Git SSH over port 443

Certain networks may block traffic on port 22, which causes failure for Git operations like:

ssh: connect to host github.com port 22: Connection timed out fatal: Could not read from remote repository.

The solution for this is to at least temporarily configure SSH to use port 443, which is typically open for HTTPS traffic.
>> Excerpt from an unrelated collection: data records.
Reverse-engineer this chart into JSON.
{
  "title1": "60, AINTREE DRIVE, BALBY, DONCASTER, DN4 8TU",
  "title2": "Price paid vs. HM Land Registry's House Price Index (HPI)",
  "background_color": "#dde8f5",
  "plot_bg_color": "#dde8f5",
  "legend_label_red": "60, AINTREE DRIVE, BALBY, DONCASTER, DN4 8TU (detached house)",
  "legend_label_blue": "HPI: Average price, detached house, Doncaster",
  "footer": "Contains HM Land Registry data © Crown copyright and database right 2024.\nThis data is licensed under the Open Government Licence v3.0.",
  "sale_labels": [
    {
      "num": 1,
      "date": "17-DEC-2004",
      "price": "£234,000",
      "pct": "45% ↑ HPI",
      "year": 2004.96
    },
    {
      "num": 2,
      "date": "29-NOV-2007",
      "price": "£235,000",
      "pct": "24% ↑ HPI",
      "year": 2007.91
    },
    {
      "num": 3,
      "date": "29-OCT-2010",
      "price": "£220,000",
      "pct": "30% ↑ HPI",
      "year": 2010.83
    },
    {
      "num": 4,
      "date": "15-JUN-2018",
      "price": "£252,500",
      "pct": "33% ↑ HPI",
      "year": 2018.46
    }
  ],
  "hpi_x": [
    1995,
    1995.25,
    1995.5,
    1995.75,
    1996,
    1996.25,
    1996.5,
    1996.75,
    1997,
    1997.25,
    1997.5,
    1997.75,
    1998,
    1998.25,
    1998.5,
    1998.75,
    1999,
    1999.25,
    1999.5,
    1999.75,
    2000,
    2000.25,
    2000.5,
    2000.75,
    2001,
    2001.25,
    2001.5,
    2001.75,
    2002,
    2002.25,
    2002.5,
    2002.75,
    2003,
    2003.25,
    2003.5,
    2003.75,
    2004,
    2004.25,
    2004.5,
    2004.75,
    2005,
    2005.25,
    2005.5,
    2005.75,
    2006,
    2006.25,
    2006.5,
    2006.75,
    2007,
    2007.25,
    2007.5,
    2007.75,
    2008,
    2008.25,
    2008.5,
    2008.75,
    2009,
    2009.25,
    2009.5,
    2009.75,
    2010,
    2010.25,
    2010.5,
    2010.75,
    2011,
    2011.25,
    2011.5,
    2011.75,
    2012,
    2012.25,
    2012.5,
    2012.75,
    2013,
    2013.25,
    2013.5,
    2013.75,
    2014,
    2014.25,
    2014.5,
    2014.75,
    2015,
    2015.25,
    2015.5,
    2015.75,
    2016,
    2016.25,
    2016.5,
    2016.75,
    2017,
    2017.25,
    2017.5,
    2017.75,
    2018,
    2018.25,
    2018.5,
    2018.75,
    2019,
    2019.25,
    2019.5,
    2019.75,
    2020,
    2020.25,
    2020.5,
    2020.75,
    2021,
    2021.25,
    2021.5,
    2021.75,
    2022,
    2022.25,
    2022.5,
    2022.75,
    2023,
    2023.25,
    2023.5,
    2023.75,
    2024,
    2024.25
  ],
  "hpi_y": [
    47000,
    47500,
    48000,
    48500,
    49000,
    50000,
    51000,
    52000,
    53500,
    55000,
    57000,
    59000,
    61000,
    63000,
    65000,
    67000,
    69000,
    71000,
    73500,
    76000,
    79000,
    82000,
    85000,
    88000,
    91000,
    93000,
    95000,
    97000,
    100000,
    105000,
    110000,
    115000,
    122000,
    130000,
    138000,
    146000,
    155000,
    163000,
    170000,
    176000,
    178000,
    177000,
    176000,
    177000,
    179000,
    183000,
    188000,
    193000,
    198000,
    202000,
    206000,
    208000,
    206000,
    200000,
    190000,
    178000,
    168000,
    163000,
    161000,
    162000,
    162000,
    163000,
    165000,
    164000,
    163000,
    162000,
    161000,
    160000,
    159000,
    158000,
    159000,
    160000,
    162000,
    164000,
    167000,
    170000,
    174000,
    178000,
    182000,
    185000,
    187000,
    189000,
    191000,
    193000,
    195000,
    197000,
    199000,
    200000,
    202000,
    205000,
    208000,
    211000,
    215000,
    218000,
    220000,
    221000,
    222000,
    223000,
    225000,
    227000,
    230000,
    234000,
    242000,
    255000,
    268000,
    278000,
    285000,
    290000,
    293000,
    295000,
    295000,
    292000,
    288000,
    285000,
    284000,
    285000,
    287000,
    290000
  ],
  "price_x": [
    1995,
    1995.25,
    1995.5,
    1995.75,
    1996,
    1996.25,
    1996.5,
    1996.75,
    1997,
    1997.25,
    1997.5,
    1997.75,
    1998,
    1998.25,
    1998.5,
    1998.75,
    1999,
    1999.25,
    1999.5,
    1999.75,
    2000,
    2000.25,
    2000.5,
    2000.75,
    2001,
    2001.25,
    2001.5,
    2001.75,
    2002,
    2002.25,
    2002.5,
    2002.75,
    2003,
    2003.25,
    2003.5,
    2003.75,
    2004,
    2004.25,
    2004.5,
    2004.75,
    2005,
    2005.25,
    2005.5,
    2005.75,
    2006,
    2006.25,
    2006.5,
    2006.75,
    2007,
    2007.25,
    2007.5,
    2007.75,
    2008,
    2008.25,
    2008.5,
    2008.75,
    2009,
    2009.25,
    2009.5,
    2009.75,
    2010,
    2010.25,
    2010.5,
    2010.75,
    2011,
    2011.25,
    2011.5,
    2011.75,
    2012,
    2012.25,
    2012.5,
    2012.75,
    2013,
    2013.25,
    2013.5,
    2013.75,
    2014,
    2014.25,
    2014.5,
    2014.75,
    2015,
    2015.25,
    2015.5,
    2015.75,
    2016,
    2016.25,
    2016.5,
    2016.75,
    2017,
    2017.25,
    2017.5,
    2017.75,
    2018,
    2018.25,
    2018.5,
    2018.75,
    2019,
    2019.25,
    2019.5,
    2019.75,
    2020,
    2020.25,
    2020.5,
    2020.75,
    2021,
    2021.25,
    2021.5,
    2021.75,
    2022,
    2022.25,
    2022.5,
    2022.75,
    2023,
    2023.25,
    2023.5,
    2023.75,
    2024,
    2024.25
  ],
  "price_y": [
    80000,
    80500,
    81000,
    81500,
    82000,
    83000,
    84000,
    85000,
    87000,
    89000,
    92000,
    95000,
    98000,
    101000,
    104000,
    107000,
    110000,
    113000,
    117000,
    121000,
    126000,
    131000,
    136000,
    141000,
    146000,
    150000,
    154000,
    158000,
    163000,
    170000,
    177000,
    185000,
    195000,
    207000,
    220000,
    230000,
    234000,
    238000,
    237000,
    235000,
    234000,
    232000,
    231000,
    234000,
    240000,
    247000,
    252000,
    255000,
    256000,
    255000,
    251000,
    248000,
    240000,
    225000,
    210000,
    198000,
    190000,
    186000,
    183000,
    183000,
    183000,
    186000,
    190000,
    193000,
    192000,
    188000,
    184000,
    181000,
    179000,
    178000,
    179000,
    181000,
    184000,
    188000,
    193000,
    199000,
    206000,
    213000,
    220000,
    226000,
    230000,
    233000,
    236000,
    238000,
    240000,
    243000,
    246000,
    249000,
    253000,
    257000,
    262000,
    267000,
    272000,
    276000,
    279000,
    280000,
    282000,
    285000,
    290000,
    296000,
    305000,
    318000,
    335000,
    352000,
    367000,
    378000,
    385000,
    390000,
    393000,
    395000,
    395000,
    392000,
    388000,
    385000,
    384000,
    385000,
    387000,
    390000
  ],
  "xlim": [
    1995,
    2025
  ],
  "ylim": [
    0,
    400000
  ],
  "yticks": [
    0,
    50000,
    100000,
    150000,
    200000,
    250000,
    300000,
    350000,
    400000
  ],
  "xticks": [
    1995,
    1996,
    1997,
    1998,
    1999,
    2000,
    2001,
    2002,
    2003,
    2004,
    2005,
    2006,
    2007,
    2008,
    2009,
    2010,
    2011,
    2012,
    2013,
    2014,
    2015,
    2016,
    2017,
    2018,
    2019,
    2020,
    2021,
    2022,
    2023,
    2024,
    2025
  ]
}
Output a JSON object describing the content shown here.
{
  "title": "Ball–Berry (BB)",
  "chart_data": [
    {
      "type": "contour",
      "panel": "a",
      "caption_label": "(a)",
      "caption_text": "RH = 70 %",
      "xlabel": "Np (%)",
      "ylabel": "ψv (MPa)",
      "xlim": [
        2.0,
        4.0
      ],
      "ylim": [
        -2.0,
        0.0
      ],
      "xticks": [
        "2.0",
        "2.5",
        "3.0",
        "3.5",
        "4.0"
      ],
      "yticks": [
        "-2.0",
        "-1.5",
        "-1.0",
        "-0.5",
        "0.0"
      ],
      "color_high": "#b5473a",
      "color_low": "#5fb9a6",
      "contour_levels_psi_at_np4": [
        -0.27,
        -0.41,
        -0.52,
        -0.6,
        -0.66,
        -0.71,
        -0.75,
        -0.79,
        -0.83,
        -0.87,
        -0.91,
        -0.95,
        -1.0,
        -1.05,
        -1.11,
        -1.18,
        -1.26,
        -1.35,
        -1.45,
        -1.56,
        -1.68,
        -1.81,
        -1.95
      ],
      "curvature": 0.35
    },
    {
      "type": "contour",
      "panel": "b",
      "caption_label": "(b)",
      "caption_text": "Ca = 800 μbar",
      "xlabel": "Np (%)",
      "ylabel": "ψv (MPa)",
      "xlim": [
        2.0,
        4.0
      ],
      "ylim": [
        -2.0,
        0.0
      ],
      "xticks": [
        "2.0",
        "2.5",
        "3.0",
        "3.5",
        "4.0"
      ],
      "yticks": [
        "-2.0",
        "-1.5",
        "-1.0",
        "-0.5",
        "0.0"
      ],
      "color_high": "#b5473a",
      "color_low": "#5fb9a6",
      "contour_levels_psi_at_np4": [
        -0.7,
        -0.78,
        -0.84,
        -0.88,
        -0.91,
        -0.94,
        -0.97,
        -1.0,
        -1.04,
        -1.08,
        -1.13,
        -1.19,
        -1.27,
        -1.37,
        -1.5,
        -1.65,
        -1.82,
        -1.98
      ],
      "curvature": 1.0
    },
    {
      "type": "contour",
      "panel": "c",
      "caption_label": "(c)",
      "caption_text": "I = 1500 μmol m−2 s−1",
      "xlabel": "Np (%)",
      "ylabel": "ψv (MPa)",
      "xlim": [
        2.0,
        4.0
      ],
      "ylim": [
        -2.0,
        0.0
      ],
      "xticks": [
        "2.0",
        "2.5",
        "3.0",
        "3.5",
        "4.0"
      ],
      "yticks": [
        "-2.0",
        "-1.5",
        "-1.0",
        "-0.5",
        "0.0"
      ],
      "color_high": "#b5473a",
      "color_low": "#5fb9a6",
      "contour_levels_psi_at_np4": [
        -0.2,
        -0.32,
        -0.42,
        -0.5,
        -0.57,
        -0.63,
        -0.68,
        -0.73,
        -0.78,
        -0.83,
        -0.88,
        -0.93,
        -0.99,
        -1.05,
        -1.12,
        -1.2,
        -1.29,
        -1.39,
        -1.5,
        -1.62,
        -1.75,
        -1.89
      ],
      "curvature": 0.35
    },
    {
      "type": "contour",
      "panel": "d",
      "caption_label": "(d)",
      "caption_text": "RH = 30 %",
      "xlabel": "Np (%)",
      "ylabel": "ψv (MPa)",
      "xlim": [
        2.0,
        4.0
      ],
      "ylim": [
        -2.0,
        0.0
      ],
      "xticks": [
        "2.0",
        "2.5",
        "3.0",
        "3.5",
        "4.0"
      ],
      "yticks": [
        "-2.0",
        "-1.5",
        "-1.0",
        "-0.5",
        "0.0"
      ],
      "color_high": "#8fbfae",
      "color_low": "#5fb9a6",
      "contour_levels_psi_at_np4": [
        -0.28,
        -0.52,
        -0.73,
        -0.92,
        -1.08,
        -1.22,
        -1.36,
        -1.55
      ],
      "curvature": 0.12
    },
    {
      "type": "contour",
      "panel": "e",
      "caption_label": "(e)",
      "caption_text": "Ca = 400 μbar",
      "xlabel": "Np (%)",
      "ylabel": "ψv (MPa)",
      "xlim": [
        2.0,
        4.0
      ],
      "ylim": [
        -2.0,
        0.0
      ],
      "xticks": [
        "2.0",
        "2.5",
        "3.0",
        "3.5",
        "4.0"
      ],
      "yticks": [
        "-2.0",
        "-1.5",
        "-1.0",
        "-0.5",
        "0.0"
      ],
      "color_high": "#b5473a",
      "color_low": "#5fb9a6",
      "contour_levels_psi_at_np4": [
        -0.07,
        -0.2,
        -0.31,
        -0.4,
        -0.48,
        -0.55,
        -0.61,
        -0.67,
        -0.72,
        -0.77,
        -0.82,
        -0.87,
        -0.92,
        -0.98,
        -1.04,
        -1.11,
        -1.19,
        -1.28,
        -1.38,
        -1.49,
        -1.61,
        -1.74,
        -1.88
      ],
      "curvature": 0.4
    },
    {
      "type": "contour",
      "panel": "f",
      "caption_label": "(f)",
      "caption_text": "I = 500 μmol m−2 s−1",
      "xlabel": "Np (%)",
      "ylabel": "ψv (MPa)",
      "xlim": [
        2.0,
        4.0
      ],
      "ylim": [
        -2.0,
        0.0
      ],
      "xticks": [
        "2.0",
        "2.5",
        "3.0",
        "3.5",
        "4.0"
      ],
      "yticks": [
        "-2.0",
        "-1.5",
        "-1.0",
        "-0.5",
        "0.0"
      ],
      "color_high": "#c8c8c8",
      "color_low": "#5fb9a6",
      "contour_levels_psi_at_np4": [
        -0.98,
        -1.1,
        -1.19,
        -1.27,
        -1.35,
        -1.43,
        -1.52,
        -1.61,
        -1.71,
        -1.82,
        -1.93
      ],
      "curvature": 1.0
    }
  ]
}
This can be persistently done by editing the user SSH config file usually located at “/.ssh/config”, here for GitHub, where “/.ssh/github” comes from GitHub SSH key setup.

Likewise for

Host github.com
  User git
  IdentityFile ~/.ssh/github
  Hostname ssh.github.com
  Port 443

Host gitlab.com
  User git
  IdentityFile ~/.ssh/gitlab
  Hostname altssh.gitlab.com
  Port 443

Host bitbucket.org
  User git
  IdentityFile ~/.ssh/atlassian
  Hostname altssh.bitbucket.org
  Port 443

An alternative is to specify the port directly in the Git remote URL like:

git push ssh://user@host:PORT/path/to/repo.git main

For even more extreme cases such as were HTTP Agent blocking is suspected, try environment variable GIT_HTTP_USER_AGENT to mimic a web browser user agent string, for example:

export GIT_HTTP_USER_AGENT="Mozilla/5.0"

# try git commands again

Or specify environment variable GIT_SSH_COMMAND.